The ancients exploited fire to keep warm, but temperature embodies more than just warm and cold. Researchers employ high temperatures as a useful tool to develop novel materials. Many reactions require high energy input at the very beginning or during the whole synthesis process. High temperature synthesis is an effective approach to synthesize new materials or to achieve designed phase structures. This approach can be operated under air, a reducing atmosphere, or high vacuum, which are suitable for various applications and are widely used in chemical decomposition and compounding, powder sintering and densifying, as well as nanocrystal growth. In this work, high temperature techniques are applied to two distinct emerging energy-related electrochemical systems, improving the key component material properties for advanced applications.

In the first part of the work, a thermal shock approach is employed to synthesize carbon-based composite materials and platinum-group metal (PGM)-free electrocatalysts for oxygen reduction reactions in fuel cells. Specifically, this work has focused on the nanostructure design of graphene/metal nanoparticles to enhance their chemical stability and electrochemical durability during reactions. In addition to the systematic characterization, detailed electrochemical performance evaluations were carried out to get a further understanding of the mechanism, which allows for better materials nanoengineering and amelioration in the resulting devices.

The second primary research topic in this dissertation focuses on the high temperature synthesis and post-treatment of high performance Garnet-type solid state electrolytes, which are a promising candidate to replace conventional flammable liquid electrolytes for lithium batteries. A melted lithium-alloying approach is applied to improve the interfacial wettability and stability between the lithium metal anode and Garnet solid-state electrolyte.
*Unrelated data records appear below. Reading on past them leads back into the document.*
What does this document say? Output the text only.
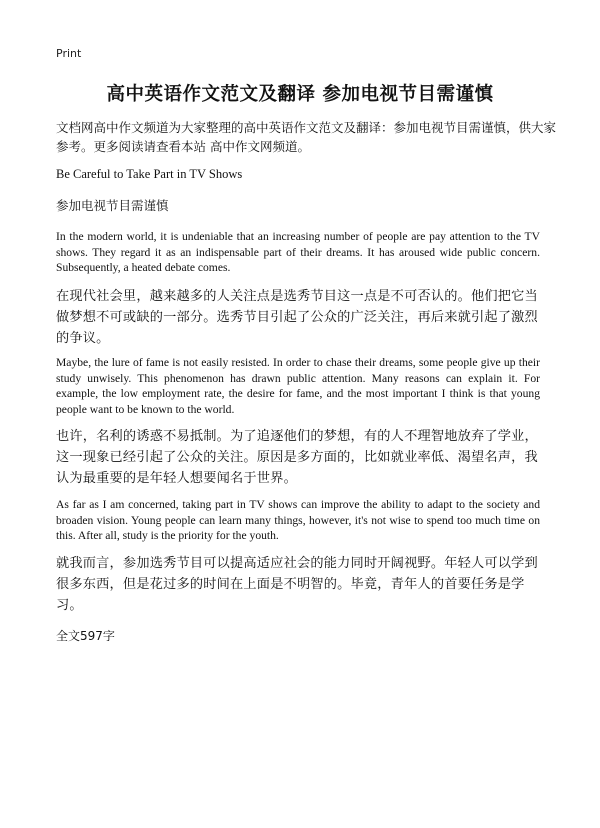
Print
高中英语作文范文及翻译 参加电视节目需谨慎
文档网高中作文频道为大家整理的高中英语作文范文及翻译：参加电视节目需谨慎，供大家参考。更多阅读请查看本站 高中作文网频道。
Be Careful to Take Part in TV Shows
参加电视节目需谨慎
In the modern world, it is undeniable that an increasing number of people are pay attention to the TV shows. They regard it as an indispensable part of their dreams. It has aroused wide public concern. Subsequently, a heated debate comes.
在现代社会里，越来越多的人关注点是选秀节目这一点是不可否认的。他们把它当做梦想不可或缺的一部分。选秀节目引起了公众的广泛关注，再后来就引起了激烈的争议。
Maybe, the lure of fame is not easily resisted. In order to chase their dreams, some people give up their study unwisely. This phenomenon has drawn public attention. Many reasons can explain it. For example, the low employment rate, the desire for fame, and the most important I think is that young people want to be known to the world.
也许，名利的诱惑不易抵制。为了追逐他们的梦想，有的人不理智地放弃了学业，这一现象已经引起了公众的关注。原因是多方面的，比如就业率低、渴望名声，我认为最重要的是年轻人想要闻名于世界。
As far as I am concerned, taking part in TV shows can improve the ability to adapt to the society and broaden vision. Young people can learn many things, however, it's not wise to spend too much time on this. After all, study is the priority for the youth.
就我而言，参加选秀节目可以提高适应社会的能力同时开阔视野。年轻人可以学到很多东西，但是花过多的时间在上面是不明智的。毕竟，青年人的首要任务是学习。
全文597字
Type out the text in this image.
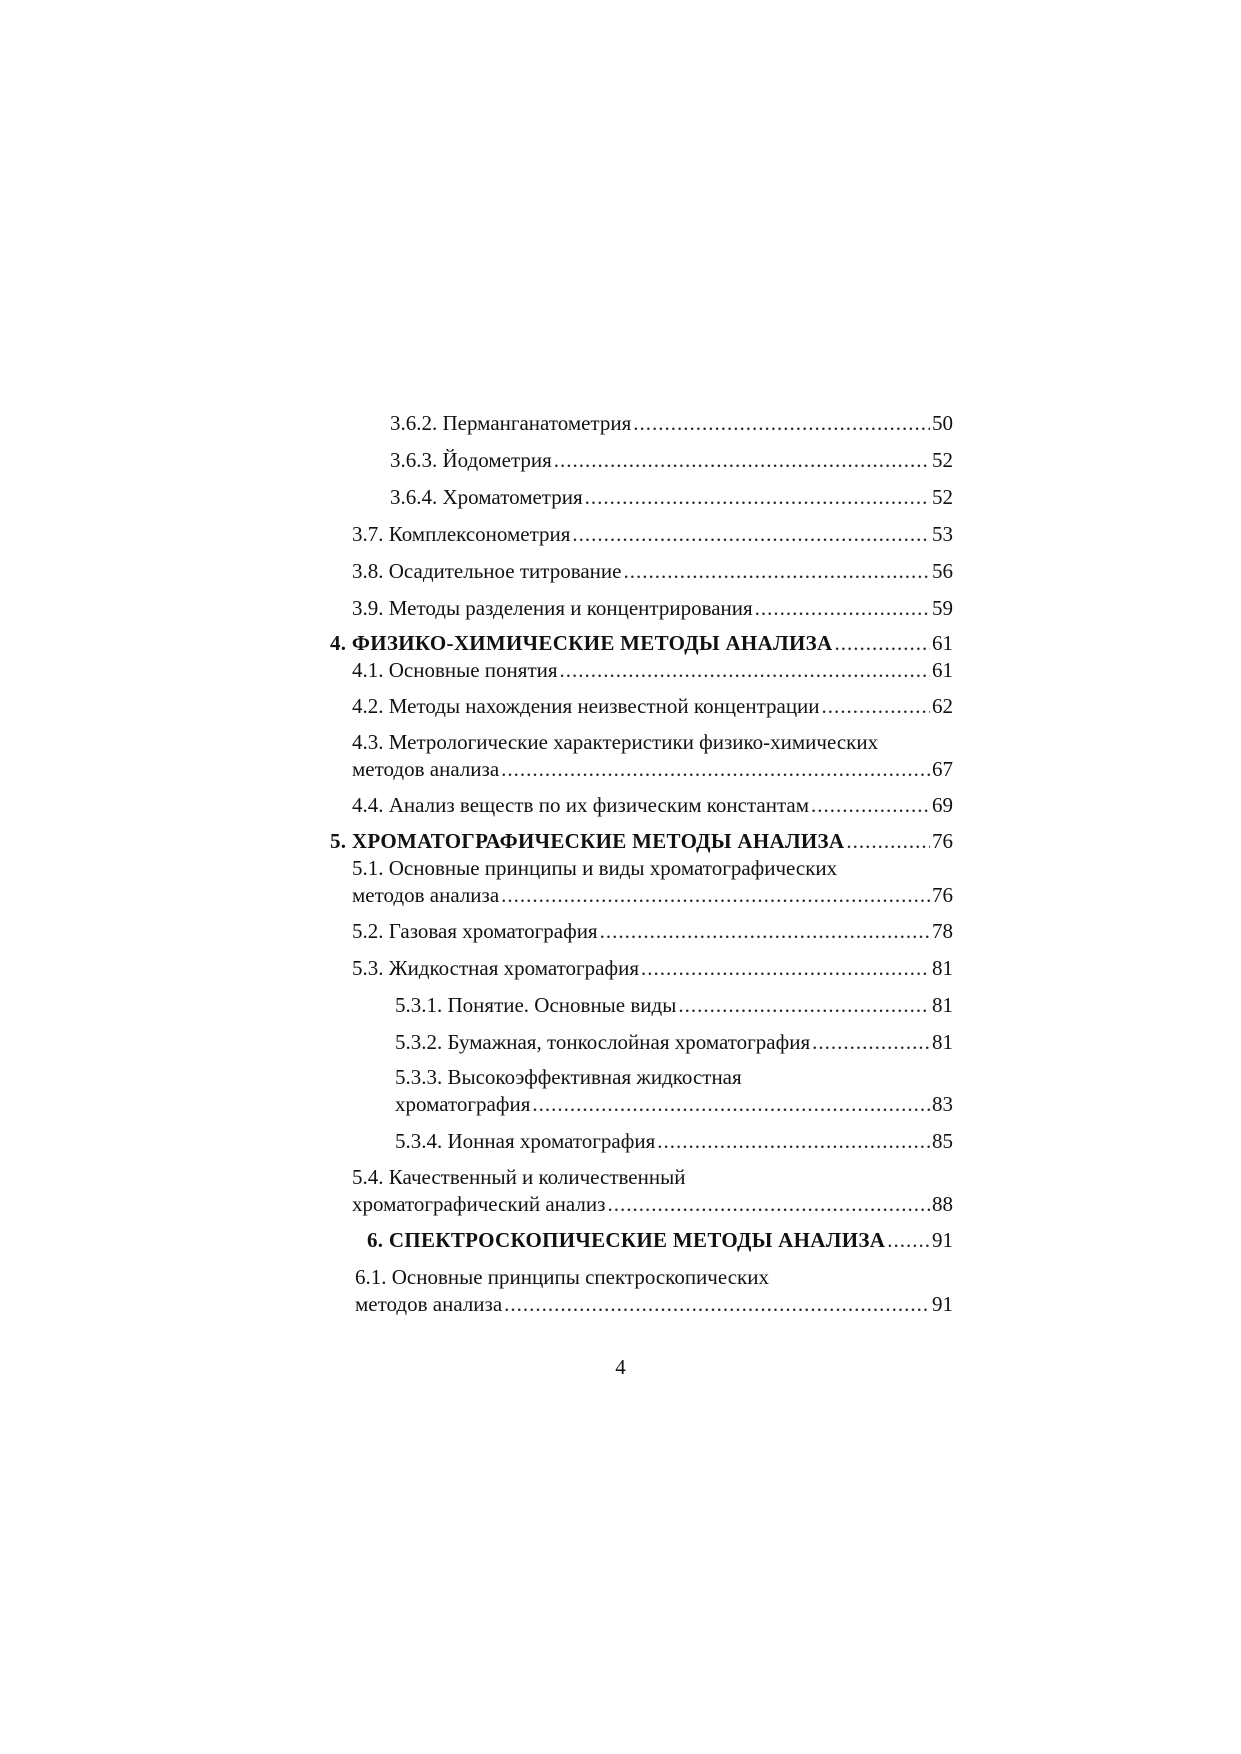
3.6.2. Перманганатометрия .....	50
3.6.3. Йодометрия .....	52
3.6.4. Хроматометрия .....	52
3.7. Комплексонометрия .....	53
3.8. Осадительное титрование .....	56
3.9. Методы разделения и концентрирования .....	59
4. ФИЗИКО-ХИМИЧЕСКИЕ МЕТОДЫ АНАЛИЗА .....	61
4.1. Основные понятия .....	61
4.2. Методы нахождения неизвестной концентрации .....	62
4.3. Метрологические характеристики физико-химических
методов анализа .....	67
4.4. Анализ веществ по их физическим константам .....	69
5. ХРОМАТОГРАФИЧЕСКИЕ МЕТОДЫ АНАЛИЗА .....	76
5.1. Основные принципы и виды хроматографических
методов анализа .....	76
5.2. Газовая хроматография .....	78
5.3. Жидкостная хроматография .....	81
5.3.1. Понятие. Основные виды .....	81
5.3.2. Бумажная, тонкослойная хроматография .....	81
5.3.3. Высокоэффективная жидкостная
хроматография .....	83
5.3.4. Ионная хроматография .....	85
5.4. Качественный и количественный
хроматографический анализ .....	88
6. СПЕКТРОСКОПИЧЕСКИЕ МЕТОДЫ АНАЛИЗА ..... 91
6.1. Основные принципы спектроскопических
методов анализа .....	91
4
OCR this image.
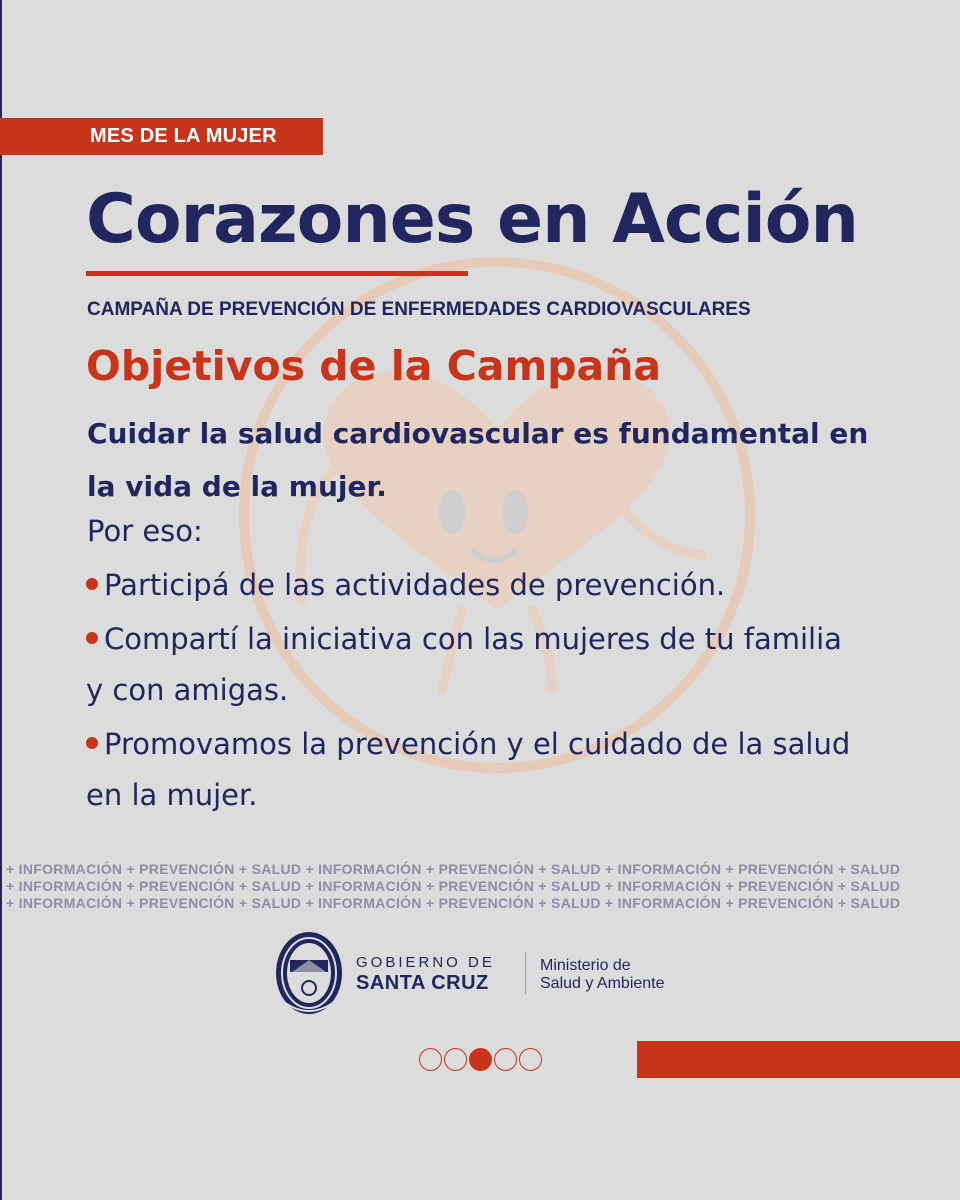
MES DE LA MUJER
Corazones en Acción
CAMPAÑA DE PREVENCIÓN DE ENFERMEDADES CARDIOVASCULARES
Objetivos de la Campaña

Cuidar la salud cardiovascular es fundamental en la vida de la mujer.

Por eso:

Participá de las actividades de prevención.
Compartí la iniciativa con las mujeres de tu familia y con amigas.
Promovamos la prevención y el cuidado de la salud en la mujer.
+ INFORMACIÓN + PREVENCIÓN + SALUD + INFORMACIÓN + PREVENCIÓN + SALUD + INFORMACIÓN + PREVENCIÓN + SALUD
+ INFORMACIÓN + PREVENCIÓN + SALUD + INFORMACIÓN + PREVENCIÓN + SALUD + INFORMACIÓN + PREVENCIÓN + SALUD
+ INFORMACIÓN + PREVENCIÓN + SALUD + INFORMACIÓN + PREVENCIÓN + SALUD + INFORMACIÓN + PREVENCIÓN + SALUD
GOBIERNO DE
SANTA CRUZ
Ministerio de
Salud y Ambiente
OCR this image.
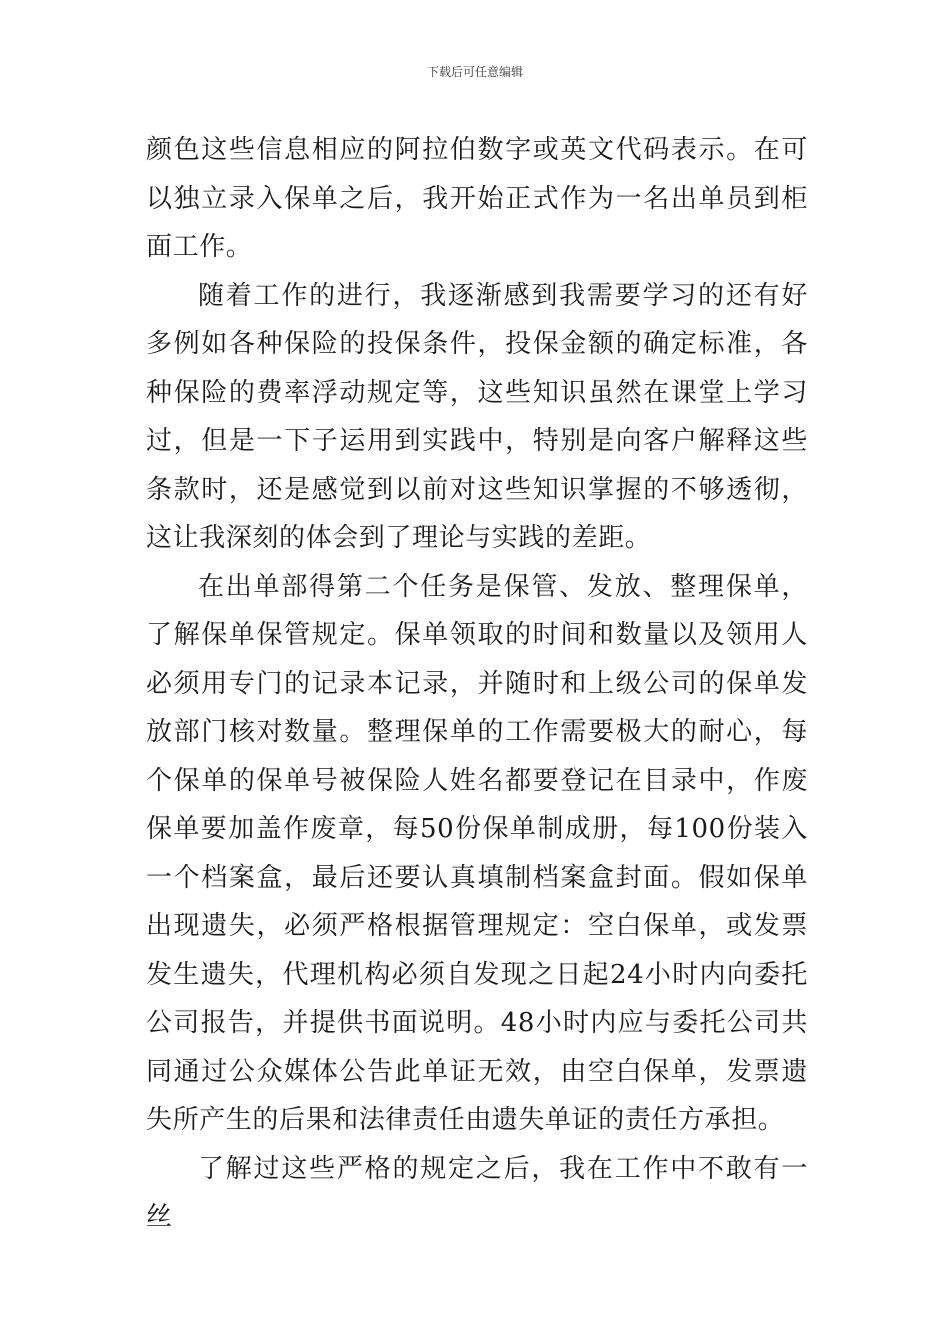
下载后可任意编辑

颜色这些信息相应的阿拉伯数字或英文代码表示。在可以独立录入保单之后，我开始正式作为一名出单员到柜面工作。

随着工作的进行，我逐渐感到我需要学习的还有好多例如各种保险的投保条件，投保金额的确定标准，各种保险的费率浮动规定等，这些知识虽然在课堂上学习过，但是一下子运用到实践中，特别是向客户解释这些条款时，还是感觉到以前对这些知识掌握的不够透彻，这让我深刻的体会到了理论与实践的差距。

在出单部得第二个任务是保管、发放、整理保单，了解保单保管规定。保单领取的时间和数量以及领用人必须用专门的记录本记录，并随时和上级公司的保单发放部门核对数量。整理保单的工作需要极大的耐心，每个保单的保单号被保险人姓名都要登记在目录中，作废保单要加盖作废章，每50份保单制成册，每100份装入一个档案盒，最后还要认真填制档案盒封面。假如保单出现遗失，必须严格根据管理规定：空白保单，或发票发生遗失，代理机构必须自发现之日起24小时内向委托公司报告，并提供书面说明。48小时内应与委托公司共同通过公众媒体公告此单证无效，由空白保单，发票遗失所产生的后果和法律责任由遗失单证的责任方承担。

了解过这些严格的规定之后，我在工作中不敢有一丝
Thermal shock post-treatment on the Garnet electrolyte is demonstrated to significantly eliminate the impurities and improve the electrochemical properties, such as ionic conductivity. Sol-gel and template methods are carried out to demonstrate a fast synthesis approach to achieve hybrid Garnet electrolytes with excellent flexibility and good performance. Additional investigation includes analysis of the theoretical fracture mechanics of electrolyte as determined by dimensionality. A mechanics-guided strategy is employed to design a composite solid-state electrolyte with superb flexibility.